# Classification Example

This code was from [a video Neil sent](https://www.youtube.com/watch?v=qWaEfgWi21o) demonstrating pixel-level classification using the US national landcover dataset. I ran through it (up until the export part) and modified the testing point to be in SE Asia. Leaving it here for reference with the geemap / ee libraries.

In [None]:
# import ee
# import geemap
# ee.Authenticate()
# ee.Initialize(project='iuu-fishing-detections-asean')

In [None]:
# All this is coming from the video Neil sent;
# https://www.youtube.com/watch?v=qWaEfgWi21o

# ee.ImageCollection('ESA/WorldCover/v200').first()
# ee.ImageCollection("COPERNICUS/S2").filterDate('2023-01-01', '2023-01-31')

In [None]:
import ee
import geemap
ee.Authenticate()
ee.Initialize(project='iuu-fishing-detections-asean')

In [None]:
Map = geemap.Map()
Map

Map(center=[0, 0], controls=(WidgetControl(options=['position', 'transparent_bg'], widget=SearchDataGUI(childr…

In [None]:
# old point that's somewhere in Cali,
# point = ee.Geometry.Point([-122.4439, 37.7538])
# point = ee.Geometry.Point([-87.7719, 41.8799]) # this one was alr commented

# image = (
#     ee.ImageCollection("LANDSAT/LC08/C01/T1_SR")
#     .filterBounds(point)
#     .filterDate("2016-01-01", "2016-12-31")
#     .sort("CLOUD_COVER")
#     .first()
#     .select("B[1-7]")
# )

# vis_params = {"min": 0, "max": 3000, "bands": ["B4", "B3", "B2"]}

# Map.centerObject(point, 8)
# Map.addLayer(image, vis_params, "Landsat")

# new point that will be somewhere on a coast in ASEAN, used for testing
# Lat, lon -> 12.648179, 100.988062
# point = ee.Geometry.Point([100.988062, 12.648179])

# training point that's somewhere in Cali
point = ee.Geometry.Point([-122.4439, 37.7538])

image = (
    ee.ImageCollection("COPERNICUS/S2")
    .filterBounds(point)
    # .filterDate("2016-01-01", "2016-12-31") # this code here selects the
    .filterDate("2016-01-01", "2016-12-31")
    .sort("CLOUDY_PIXEL_PERCENTAGE")
    .first()
    .select("B[1-7]")
)

vis_params = {"min": 0, "max": 3000, "bands": ["B4", "B3", "B2"]}

Map.centerObject(point, 8)
Map.addLayer(image, vis_params, "Sentinel-2")

In [None]:
# ee.Date(image.get("system:time_start")).format("YYYY-MM-dd").getInfo()
ee.Date(image.get("system:time_start")).getInfo()
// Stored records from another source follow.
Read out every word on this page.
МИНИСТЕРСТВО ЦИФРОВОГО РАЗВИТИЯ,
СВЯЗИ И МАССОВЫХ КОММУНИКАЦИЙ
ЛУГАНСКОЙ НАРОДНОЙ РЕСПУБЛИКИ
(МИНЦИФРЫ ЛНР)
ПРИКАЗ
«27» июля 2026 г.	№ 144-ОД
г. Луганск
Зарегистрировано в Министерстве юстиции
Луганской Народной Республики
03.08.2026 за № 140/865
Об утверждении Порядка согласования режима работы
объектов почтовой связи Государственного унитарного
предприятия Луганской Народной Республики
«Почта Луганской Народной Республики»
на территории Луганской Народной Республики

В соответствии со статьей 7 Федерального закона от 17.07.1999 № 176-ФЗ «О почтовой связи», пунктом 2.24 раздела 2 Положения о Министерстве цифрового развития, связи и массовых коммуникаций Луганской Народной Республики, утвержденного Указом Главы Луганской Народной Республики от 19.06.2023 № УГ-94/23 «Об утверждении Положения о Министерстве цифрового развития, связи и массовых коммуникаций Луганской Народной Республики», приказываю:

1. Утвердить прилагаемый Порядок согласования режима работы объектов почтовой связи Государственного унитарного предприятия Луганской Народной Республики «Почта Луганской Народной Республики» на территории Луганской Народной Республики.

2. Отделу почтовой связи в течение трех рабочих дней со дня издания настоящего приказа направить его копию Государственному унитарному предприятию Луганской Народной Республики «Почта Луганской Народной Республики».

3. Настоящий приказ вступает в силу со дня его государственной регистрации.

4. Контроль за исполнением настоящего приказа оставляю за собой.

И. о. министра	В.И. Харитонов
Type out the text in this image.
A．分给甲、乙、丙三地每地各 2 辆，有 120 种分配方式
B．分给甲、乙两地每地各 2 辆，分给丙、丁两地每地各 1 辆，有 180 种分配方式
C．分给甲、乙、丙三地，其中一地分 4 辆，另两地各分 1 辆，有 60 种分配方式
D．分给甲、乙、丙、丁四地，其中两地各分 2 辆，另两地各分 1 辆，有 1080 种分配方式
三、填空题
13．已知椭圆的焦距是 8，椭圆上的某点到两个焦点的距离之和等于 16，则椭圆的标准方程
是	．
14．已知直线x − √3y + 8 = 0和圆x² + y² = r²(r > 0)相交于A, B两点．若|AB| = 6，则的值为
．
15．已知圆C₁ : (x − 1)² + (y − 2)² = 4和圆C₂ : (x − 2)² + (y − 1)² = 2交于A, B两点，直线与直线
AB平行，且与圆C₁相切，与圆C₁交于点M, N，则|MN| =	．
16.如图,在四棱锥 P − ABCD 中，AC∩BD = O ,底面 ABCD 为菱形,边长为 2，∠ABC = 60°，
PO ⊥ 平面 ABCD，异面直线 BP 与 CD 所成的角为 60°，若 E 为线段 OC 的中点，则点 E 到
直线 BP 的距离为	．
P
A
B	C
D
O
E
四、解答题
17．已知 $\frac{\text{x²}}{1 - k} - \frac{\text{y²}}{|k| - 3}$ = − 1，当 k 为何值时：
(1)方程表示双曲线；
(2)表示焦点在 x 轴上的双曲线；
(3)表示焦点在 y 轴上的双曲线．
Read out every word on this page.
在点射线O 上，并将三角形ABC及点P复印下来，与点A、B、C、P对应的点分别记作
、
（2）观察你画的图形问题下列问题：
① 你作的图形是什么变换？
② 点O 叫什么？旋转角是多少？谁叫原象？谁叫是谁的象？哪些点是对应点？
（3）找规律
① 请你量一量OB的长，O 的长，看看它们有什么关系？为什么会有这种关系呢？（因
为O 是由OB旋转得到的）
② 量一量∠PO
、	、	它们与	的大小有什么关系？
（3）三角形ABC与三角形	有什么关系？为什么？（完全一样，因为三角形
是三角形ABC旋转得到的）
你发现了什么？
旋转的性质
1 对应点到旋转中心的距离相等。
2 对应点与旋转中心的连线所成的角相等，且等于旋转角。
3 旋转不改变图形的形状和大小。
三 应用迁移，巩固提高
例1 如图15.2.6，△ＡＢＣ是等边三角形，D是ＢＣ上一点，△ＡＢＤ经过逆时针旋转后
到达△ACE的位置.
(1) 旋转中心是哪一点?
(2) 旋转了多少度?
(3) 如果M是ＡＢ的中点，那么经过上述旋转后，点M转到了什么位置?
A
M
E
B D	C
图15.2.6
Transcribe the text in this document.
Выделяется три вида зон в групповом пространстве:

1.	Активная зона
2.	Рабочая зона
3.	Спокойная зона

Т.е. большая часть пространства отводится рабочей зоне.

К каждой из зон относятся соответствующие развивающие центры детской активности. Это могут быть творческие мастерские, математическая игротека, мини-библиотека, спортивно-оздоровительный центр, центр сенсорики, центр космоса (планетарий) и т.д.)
{'type': 'Date', 'value': 1459883026456}

In [None]:
image.get("CLOUDY_PIXEL_PERCENTAGE").getInfo()

0

In [None]:
nlcd = ee.Image("USGS/NLCD/NLCD2016").select("landcover").clip(image.geometry())
Map.addLayer(nlcd, {}, "NLCD")
Map

Map(bottom=25636.0, center=[37.75379999999999, -122.44390000000001], controls=(WidgetControl(options=['positio…

In [None]:
# Make the training dataset.
points = nlcd.sample(
    **{
        "region": image.geometry(),
        "scale": 30,
        "numPixels": 5000,
        "seed": 0,
        "geometries": True,  # Set this to False to ignore geometries
    }
)

Map.addLayer(points, {}, "training", False)

In [None]:
print(points.size().getInfo())

3094


In [None]:
print(points.first().getInfo())

{'type': 'Feature', 'geometry': {'type': 'Point', 'coordinates': [-122.17093717711913, 37.2761452194998]}, 'id': '0', 'properties': {'landcover': 43}}


In [None]:
# Ideas to help make this more relevant to our project:
# # Use cloudcover layers in sentinel to mask out cloud-based false positives
# # Mess with which bands are used for training to see what gives better results
# # In the immediate moment, change the area to ASEAN waters

# # USE ee.geography.Point(coords, crs) TO TRANSLATE THE EPSG:____ COORDS INTO
# # ACTUAL COORDS

# # Also in the immediate moment, use the funny classifier to take US coast data
# # and predict landcover on ASEAN
# Done

# # Could try to do some classification that implements both the Sentinel and
# # Landsat data... actually idk how the time differences would work there.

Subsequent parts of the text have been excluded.